Ademais, ao explorarem mídias com ações políticas da população sem tomarem consciência da época em que foram realizadas, abrem espaço a diversas reflexões a respeito das mudanças sofridas por essas. A análise da primeira manifestação selecionada cria divergências entre os entrevistados a respeito de sua data, sendo citados os anos de 2017, 2016, 2015 e 2014, equivocados ao tratarem de um protesto ocorrido no ano de 2013. Os signos visuais são ditos os responsáveis pela imprecisão e dificuldade na especificação do público ali presente, já que o grande uso das cores verde e amarelo e da bandeira do Brasil define atualmente manifestações a favor de Jair Bolsonaro e da direita política, mas que também eram vistos em 2013 em movimentos contra a PEC-37, que incluíam também pessoas da esquerda brasileira. Assim, a produção possibilita, para o telespectador ciente dessas mudanças, o surgimento de um debate acerca do processo político ocorrido ao longo dos anos que gerou a apropriação de símbolos para o uso da direita conservadora, assim como o seu apoio em grandes movimentos populares tendo em vista seu crescimento.

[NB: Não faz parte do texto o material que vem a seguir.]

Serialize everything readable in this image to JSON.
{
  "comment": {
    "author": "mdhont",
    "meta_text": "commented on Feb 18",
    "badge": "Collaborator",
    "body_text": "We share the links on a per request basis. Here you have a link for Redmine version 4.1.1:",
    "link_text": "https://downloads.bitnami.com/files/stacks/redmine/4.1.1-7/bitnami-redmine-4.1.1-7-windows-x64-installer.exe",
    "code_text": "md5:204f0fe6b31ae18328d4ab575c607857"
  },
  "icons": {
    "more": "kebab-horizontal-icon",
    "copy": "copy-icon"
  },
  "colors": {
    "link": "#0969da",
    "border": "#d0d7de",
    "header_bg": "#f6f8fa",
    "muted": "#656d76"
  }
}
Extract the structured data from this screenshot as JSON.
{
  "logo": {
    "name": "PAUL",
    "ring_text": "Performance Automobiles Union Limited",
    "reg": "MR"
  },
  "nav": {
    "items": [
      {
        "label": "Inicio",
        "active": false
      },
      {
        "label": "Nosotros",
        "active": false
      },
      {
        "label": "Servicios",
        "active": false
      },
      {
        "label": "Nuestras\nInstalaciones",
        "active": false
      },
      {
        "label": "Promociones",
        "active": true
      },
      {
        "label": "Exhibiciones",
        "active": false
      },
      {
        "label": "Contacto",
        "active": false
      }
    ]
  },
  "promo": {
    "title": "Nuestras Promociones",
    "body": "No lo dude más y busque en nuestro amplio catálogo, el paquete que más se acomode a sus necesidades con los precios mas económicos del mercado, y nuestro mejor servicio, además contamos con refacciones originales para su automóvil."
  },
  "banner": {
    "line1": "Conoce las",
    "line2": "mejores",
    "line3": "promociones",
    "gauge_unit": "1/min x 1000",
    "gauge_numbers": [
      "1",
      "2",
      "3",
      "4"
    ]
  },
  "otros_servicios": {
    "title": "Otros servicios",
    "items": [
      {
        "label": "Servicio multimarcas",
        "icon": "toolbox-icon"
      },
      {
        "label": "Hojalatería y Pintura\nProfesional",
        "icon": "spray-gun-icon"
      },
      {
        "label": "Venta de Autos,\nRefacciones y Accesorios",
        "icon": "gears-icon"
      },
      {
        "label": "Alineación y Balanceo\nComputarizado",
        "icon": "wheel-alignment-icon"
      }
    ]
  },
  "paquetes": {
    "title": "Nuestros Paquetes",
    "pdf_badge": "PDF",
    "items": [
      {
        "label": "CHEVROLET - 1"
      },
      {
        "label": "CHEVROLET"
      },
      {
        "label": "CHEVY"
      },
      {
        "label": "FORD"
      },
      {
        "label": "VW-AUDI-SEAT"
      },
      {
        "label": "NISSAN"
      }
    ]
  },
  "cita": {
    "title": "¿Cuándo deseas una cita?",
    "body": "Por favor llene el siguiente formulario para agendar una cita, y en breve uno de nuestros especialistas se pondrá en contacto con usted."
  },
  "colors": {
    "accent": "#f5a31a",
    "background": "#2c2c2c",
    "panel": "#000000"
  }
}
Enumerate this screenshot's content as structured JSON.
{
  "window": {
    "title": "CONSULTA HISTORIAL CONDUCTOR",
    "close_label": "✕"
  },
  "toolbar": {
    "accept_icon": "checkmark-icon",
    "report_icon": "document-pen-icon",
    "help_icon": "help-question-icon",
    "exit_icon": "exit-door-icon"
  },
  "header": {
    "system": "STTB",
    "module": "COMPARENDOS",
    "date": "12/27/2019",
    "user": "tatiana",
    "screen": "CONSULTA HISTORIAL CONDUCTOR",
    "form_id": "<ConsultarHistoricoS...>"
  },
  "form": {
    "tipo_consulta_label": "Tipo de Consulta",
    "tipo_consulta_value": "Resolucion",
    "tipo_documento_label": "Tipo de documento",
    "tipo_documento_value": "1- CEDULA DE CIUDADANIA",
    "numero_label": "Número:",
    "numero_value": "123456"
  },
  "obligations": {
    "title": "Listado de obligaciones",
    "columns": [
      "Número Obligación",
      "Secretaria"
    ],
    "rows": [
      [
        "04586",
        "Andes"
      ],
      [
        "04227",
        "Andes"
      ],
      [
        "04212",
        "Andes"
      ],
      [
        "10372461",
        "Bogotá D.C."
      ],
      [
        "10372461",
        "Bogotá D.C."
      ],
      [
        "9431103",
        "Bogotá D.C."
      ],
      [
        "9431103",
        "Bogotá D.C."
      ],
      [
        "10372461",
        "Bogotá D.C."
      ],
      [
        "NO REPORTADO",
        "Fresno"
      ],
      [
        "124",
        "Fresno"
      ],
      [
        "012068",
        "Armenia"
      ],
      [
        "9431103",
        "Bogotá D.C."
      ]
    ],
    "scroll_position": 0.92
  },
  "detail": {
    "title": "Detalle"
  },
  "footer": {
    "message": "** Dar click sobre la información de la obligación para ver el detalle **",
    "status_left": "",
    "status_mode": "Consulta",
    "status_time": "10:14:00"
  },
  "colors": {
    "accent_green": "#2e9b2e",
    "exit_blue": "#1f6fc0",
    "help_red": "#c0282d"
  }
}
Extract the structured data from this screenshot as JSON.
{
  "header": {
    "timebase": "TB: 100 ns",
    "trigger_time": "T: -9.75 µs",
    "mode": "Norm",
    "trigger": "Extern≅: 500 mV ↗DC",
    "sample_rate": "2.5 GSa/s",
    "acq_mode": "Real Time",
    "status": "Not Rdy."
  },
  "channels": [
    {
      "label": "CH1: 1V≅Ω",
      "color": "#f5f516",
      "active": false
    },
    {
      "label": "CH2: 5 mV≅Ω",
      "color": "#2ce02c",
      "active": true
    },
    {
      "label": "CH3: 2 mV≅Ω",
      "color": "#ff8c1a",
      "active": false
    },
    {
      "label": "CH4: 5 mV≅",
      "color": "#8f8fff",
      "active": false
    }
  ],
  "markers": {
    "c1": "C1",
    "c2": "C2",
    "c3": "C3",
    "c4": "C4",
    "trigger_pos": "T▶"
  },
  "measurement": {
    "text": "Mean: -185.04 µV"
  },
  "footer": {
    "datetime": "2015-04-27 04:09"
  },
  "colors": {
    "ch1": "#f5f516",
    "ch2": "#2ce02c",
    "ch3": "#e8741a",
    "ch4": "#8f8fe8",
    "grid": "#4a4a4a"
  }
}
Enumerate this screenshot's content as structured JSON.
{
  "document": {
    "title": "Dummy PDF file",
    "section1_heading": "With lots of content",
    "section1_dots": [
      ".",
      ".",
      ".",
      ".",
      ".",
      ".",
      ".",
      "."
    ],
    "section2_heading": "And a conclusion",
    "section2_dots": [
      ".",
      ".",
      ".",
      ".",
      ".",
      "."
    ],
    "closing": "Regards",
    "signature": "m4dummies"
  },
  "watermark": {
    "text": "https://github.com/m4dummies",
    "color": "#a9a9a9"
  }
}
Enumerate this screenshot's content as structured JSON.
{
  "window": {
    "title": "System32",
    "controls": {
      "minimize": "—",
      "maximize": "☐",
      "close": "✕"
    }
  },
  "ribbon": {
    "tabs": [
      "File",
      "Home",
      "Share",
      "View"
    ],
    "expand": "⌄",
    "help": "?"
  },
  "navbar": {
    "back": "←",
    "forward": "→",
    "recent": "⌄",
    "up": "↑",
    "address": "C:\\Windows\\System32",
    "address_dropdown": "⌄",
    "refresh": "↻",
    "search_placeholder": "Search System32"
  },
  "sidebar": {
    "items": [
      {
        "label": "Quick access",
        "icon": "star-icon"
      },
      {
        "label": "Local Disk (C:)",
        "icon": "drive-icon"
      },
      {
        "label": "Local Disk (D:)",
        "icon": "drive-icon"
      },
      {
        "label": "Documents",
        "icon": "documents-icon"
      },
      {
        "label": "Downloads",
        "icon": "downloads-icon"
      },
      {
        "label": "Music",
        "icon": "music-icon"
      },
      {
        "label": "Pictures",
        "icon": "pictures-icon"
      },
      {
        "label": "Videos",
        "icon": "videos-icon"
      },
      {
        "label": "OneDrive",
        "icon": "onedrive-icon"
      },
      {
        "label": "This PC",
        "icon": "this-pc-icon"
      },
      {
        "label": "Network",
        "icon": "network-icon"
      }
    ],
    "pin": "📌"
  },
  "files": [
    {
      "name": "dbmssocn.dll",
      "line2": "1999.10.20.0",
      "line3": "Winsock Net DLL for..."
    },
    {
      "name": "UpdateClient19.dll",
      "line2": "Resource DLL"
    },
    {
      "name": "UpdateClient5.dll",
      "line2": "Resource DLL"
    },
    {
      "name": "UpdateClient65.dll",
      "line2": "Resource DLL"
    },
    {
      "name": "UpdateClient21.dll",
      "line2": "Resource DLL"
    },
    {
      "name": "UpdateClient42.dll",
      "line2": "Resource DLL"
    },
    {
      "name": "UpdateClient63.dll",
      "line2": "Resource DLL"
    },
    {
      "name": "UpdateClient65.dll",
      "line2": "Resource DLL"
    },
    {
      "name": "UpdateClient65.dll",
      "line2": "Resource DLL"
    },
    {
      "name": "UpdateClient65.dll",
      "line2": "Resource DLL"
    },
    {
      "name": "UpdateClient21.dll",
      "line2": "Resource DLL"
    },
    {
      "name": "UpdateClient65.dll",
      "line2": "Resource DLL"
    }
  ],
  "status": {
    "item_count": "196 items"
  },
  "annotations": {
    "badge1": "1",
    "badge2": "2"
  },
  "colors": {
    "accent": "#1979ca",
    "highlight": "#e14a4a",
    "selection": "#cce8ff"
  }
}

Em resumo, o fazer documentário no Brasil e o papel das imagens na validação de momentos históricos influentes para o estado político atual do país são os principais elementos que definem e enriquecem Um Documentário Brasileiro. Ao fim do curta-metragem, há a retomada da frase citada no início da obra, “O Brasil será uma tragédia. Uma tragédia bem filmada, mas ainda assim uma tragédia”, citada em um contexto em que na PUC-RJ apenas dois estudantes se formaram em matemática, enquanto trinta em cinema. Ao aludir a citação, os idealizadores do curta buscam contra-argumentar (embora julguem positivas as ações a favor do investimento científico do Instituto Serrapilheira, de João Moreira Salles, autor da frase) através de pensamentos debatidos ao longo da experiência do documentário. Em consequência do contexto político atual do Brasil, construído a partir de diversas das ideias transmitidas pelas mídias apresentadas na produção, é de suma relevância a menção e destaque feitos pela obra à importância da imagem para o processo educacional e transmissão de significados.